Now if we continue with Kleinman’s quote, one can see that I am in agreement with him about the flexibility of categories and how it privileges the nuances of human phenomena. I am a little giddy about this so I might lose some coherence.

First it is important to put the quote in some context of what exactly he is saying is and can be flexible. Most of Kleinman’s research is based in Chinese psychiatry and forms of healing, so here he is showing us that traditional Chinese medicine

attempts to account for psychological and ecological and even moral as well as corporeal phenomena through the use of dynamic, dialectical, process-oriented methods of clinical appraisal

This echos back to my thesis and its overarching idea that we must take in the full amount of phenomena to achieve correct classification.
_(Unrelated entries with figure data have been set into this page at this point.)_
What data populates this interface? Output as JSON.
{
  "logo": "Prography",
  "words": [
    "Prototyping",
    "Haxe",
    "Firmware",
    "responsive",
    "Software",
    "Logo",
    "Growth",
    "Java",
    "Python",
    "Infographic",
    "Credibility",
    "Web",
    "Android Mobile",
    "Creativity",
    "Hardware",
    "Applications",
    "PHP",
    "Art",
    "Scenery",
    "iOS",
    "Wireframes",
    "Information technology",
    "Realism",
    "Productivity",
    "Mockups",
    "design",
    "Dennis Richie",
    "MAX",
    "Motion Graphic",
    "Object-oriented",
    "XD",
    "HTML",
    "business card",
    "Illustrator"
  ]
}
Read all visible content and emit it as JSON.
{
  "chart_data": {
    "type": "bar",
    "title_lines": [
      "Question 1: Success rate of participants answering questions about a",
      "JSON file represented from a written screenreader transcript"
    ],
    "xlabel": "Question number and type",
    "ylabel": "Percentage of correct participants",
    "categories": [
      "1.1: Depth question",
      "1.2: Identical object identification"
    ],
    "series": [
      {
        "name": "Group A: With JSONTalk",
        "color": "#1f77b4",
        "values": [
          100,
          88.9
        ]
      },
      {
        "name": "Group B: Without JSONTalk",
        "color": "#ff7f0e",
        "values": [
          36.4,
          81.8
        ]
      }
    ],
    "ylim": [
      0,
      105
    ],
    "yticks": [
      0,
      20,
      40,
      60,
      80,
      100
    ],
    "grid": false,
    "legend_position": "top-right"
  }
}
Now I moved away from the emphasis on “correct” and now emphasis “flexible.” Nonetheless, the idea of taking a holistic point of view of phenomena is very important to mine and Chinese medicine’s system. With this holistic approach, the systems take into consideration that no one is one-sided and has many different roles and classifications. This privileges the subject under consideration and not the people in power.

Taking this back to the orignal quote, we see that context is what is important here. Context and holistic go one in the same. One cannot exist without the other. Taking in the whole picture during research is vital, if one focuses on one thing, one looses the context in which everything is situated in. Yes, this does not become generalizable, but even surveys are framed in context because each survey is designed for a particular context to generalize. But generalizing research takes away the context and holistic nature of human phenomena and leaves us with some “objective” residue. Sorry to start ranting here at the end, but I feel strongly about this. This also shows that Anthropology, that takes into consideration context, is the right field for me.